Allí, como siempre, en mitad de la arista, se encontraba el bloque de piedra semienterrado en la nieve y rodeado por múltiples cintas y trozos de cuerda que otros montañeros habían ido dejando a su paso. Fernando elevó la mirada oteando el horizonte. Hacia el este, el Pico del Veleta recibía las primeras luces del día. El mes de febrero había sido generoso y la Sierra lucía un blanco inmaculado tras las últimas nevadas. La mañana era fría, pero un cielo azul auguraba una jornada magnífica. El débil viento, que comenzó a soplar antes del amanecer, iba remitiendo con los primeros rayos de sol que empezaban a calentar la Sierra y a los tres montañeros, que se disponían a rapelar desde el bloque de piedra para continuar el recorrido por la arista.
Justo cuando terminaba de enroscar el último mosquetón de la reunión y se preparaba para desplegar la cuerda, Fernando se preguntó en cuantas ocasiones había repetido ese mismo gesto en aquel lugar. No eran excesivas, pero sí las suficientes como para haber perdido la cuenta. Con la cuerda en la mano, distraído en el revoloteo de un acentor alpino que se había acercado a los montañeros, recordó con nostalgia aquella primera vez que, junto a su hermano Tomás, ascendió por la Arista del Cartujo.
Hacía ya algunos años, quizá demasiados, dijo para sí Fernando. Las cosas habían cambiado desde entonces. Unas para bien, y otras, por desgracia, para mal…
***
Tomás y Fernando, a la hora convenida, esperaban a los dos compañeros en la gasolinera de la antigua carretera de la Sierra. Todavía era noche cerrada y aquella de enero especialmente fría.
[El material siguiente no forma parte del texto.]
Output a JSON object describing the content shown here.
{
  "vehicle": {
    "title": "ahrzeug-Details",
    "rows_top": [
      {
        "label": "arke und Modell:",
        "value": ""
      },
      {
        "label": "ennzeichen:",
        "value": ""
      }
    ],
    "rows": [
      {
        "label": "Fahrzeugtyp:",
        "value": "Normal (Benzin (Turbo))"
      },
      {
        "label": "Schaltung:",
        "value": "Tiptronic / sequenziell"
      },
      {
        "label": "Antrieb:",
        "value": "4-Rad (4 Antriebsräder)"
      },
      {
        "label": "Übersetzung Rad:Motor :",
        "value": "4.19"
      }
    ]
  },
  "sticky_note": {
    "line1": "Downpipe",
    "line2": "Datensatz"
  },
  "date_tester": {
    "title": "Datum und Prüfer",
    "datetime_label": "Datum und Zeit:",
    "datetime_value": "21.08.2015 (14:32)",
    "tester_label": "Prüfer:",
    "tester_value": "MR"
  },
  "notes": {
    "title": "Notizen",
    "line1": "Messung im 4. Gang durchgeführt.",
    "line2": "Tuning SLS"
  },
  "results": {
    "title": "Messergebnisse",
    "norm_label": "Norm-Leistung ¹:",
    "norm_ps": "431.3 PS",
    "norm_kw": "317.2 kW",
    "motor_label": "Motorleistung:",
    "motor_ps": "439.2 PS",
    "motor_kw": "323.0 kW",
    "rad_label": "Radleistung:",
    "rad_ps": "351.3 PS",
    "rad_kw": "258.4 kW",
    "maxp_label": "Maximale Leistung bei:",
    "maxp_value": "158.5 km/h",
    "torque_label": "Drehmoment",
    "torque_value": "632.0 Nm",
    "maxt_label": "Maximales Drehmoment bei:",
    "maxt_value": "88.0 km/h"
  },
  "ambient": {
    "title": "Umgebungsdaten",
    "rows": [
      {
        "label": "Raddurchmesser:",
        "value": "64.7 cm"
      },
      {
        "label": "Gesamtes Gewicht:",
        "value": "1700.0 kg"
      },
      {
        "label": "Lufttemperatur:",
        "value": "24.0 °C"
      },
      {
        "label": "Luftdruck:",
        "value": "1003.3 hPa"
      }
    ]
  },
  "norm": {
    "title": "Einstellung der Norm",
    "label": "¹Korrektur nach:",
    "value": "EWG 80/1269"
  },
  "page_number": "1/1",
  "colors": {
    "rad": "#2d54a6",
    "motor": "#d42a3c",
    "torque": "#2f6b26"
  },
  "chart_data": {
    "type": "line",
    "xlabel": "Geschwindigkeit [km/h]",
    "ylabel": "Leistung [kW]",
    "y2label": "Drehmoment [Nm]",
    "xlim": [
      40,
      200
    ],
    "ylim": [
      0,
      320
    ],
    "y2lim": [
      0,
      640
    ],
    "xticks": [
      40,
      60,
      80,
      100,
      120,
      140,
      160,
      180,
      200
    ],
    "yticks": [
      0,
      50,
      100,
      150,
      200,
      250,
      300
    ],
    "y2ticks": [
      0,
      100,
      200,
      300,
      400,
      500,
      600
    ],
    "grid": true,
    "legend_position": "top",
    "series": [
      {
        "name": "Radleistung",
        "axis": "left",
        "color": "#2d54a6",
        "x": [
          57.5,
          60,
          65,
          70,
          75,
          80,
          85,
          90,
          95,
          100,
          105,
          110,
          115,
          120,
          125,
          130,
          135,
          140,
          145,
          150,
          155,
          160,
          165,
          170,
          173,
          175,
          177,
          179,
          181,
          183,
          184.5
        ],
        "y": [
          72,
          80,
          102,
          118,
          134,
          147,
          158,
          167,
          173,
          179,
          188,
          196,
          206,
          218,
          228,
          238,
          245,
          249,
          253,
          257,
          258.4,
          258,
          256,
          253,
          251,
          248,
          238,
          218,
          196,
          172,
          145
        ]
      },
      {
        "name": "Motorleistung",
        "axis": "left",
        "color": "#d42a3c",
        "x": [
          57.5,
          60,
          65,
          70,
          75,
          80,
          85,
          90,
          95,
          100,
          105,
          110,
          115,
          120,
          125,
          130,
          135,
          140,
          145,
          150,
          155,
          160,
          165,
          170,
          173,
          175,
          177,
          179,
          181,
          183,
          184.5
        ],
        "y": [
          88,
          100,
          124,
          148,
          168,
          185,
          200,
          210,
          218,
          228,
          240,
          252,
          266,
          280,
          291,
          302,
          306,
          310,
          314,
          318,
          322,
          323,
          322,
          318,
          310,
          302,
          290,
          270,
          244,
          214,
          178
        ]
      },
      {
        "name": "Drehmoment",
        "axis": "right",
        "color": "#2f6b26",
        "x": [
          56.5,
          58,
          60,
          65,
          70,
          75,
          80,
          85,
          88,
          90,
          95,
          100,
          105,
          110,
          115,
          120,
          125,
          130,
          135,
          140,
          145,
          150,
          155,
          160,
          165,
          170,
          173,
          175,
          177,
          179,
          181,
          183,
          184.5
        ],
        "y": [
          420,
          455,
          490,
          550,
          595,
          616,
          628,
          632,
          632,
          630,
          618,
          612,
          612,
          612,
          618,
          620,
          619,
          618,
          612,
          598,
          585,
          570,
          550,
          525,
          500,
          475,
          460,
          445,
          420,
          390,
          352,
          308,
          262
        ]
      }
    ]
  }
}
A los pies de los hermanos montañeros, descansaban las mochilas que años atrás, en la época universitaria, sus padres les habían regalado en unas de las numerosas visitas al piso de estudiantes de Granada. Con ellas habían ascendido montañas y vivido aventuras inolvidables, pero la que estaban iniciando esa noche tenía un tinte muy especial. Fernando observó con detenimiento el piolet de su hermano colocado en la mochila. Tomás se percató y cruzó con él una mirada con unos ojos azules llenos de ilusión. Ambos se sonrieron con complicidad. Piolet y crampones, esa era la gran revolución personal que iban a vivir en pocas horas, pensó Fernando.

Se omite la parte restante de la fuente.